What types of leases are there?

There are many types of leases and various descriptions of them, some of which are/aren't recognizable and utilized on a day-to-day basis. Below outlines the most common leases you're likely to encounter:

  • Capital Lease - A capital lease is used when you want equipment costs fixed at end of the lease (usually has a $1 purchase option). This type of lease must be disclosed as an asset and related obligation on the balance sheet. From a financial reporting perspective, a capital lease has the characteristics of a purchase agreement, is usually "on the balance sheet," and usually does not allow as favorable a financial statement presentation when seeking bank credit as does a True Lease.
  • Commercial Lease - When you enter into the lease transaction for business or commercial purposes, the agreement is known as a commercial lease.
  • Consumer Lease - When a lessee enters a lease transaction for personal, family or household purposes, the agreement is known as a consumer lease. MKL Funding does not provide consumer leases.

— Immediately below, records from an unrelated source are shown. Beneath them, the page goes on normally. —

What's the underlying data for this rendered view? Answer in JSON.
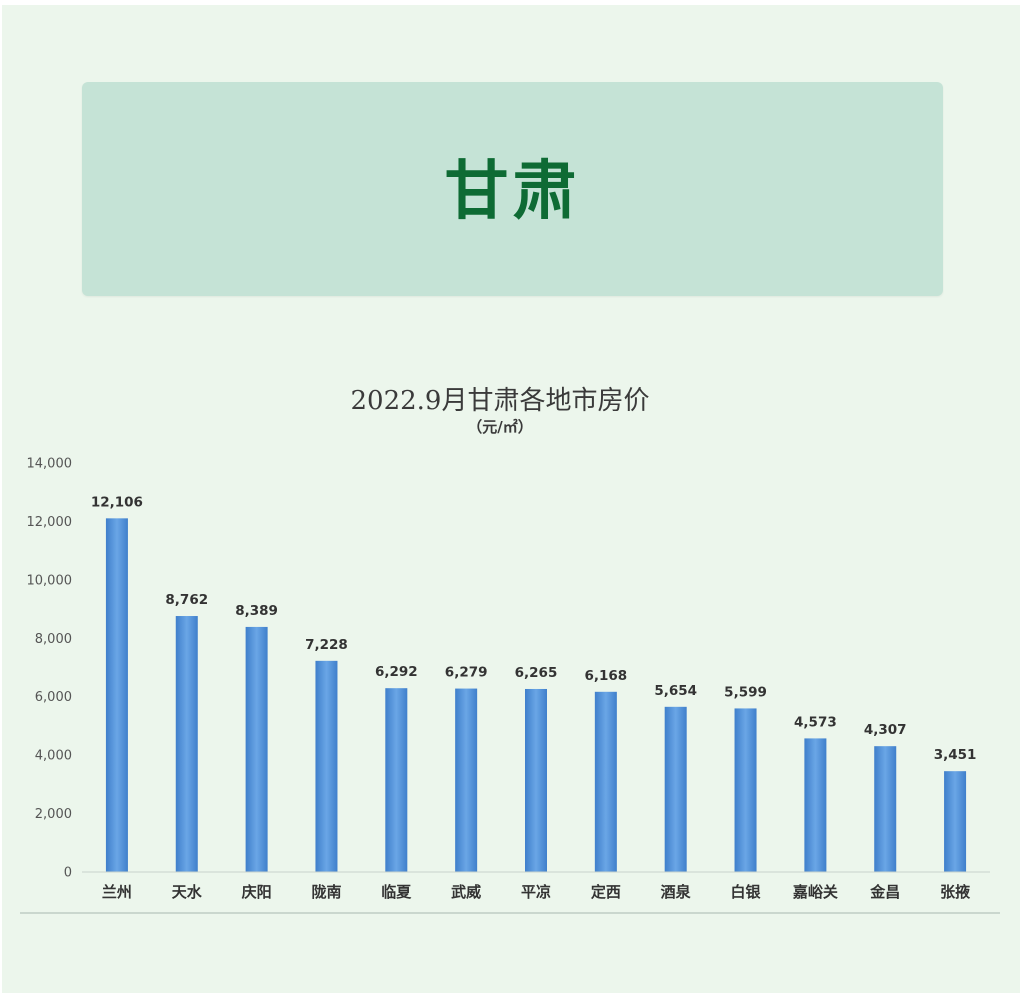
{
  "banner": {
    "title": "甘肃"
  },
  "chart_data": {
    "type": "bar",
    "title": "2022.9月甘肃各地市房价",
    "subtitle": "（元/㎡）",
    "categories": [
      "兰州",
      "天水",
      "庆阳",
      "陇南",
      "临夏",
      "武威",
      "平凉",
      "定西",
      "酒泉",
      "白银",
      "嘉峪关",
      "金昌",
      "张掖"
    ],
    "values": [
      12106,
      8762,
      8389,
      7228,
      6292,
      6279,
      6265,
      6168,
      5654,
      5599,
      4573,
      4307,
      3451
    ],
    "data_labels": [
      "12,106",
      "8,762",
      "8,389",
      "7,228",
      "6,292",
      "6,279",
      "6,265",
      "6,168",
      "5,654",
      "5,599",
      "4,573",
      "4,307",
      "3,451"
    ],
    "ylim": [
      0,
      14000
    ],
    "yticks": [
      0,
      2000,
      4000,
      6000,
      8000,
      10000,
      12000,
      14000
    ],
    "ytick_labels": [
      "0",
      "2,000",
      "4,000",
      "6,000",
      "8,000",
      "10,000",
      "12,000",
      "14,000"
    ],
    "bar_color": "#4a8cd6",
    "grid": false,
    "legend": "none"
  }
}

  • Finance Lease - A finance lease is a general term applied to most types of equipment leases. Typically, a finance lease is a full-payout, non-cancelable agreement, and the lessee is responsible for maintenance, taxes, and insurance.
  • Gross Lease - A gross lease describes a transaction in which a lessee would be liable for insurance, property taxes, maintenance expenses, and the like.
  • Maintenance Lease - A maintenance lease describes a transaction in which you would have an obligation to keep the equipment in good working order.
  • Net Lease - A net lease describes a transaction where installments paid to the lessor do not include insurance, taxes and maintenance, which are paid separately by the lessee.
  • Operating Lease - For accounting purposes, an operating lease is any lease that is not a capital lease; hence, is not required to be shown on the lessee's balance sheet. These have the characteristics of a usage (rental) agreement and are generally used for short-term leases of equipment. The lessee can acquire the use of equipment for just a fraction of the useful life of the asset.
  • Service Lease - A service lease describes one in which the lessor provides complete service, maintenance, and care for the leased equipment.
  • True Lease - A True Lease allows the Lessee to expense lease payments, thereby reducing tax liability. Companies may use the True Lease when trying to acquire the use of equipment under an operating budget or when trying to limit alternative minimum tax liability or simply to control tax liability. The True Lease is also usually accounted for "off balance sheet" in the financial statements. If the Lessee chooses to purchase the equipment at the end of a lease, he may then capitalize the purchase and take further deductions.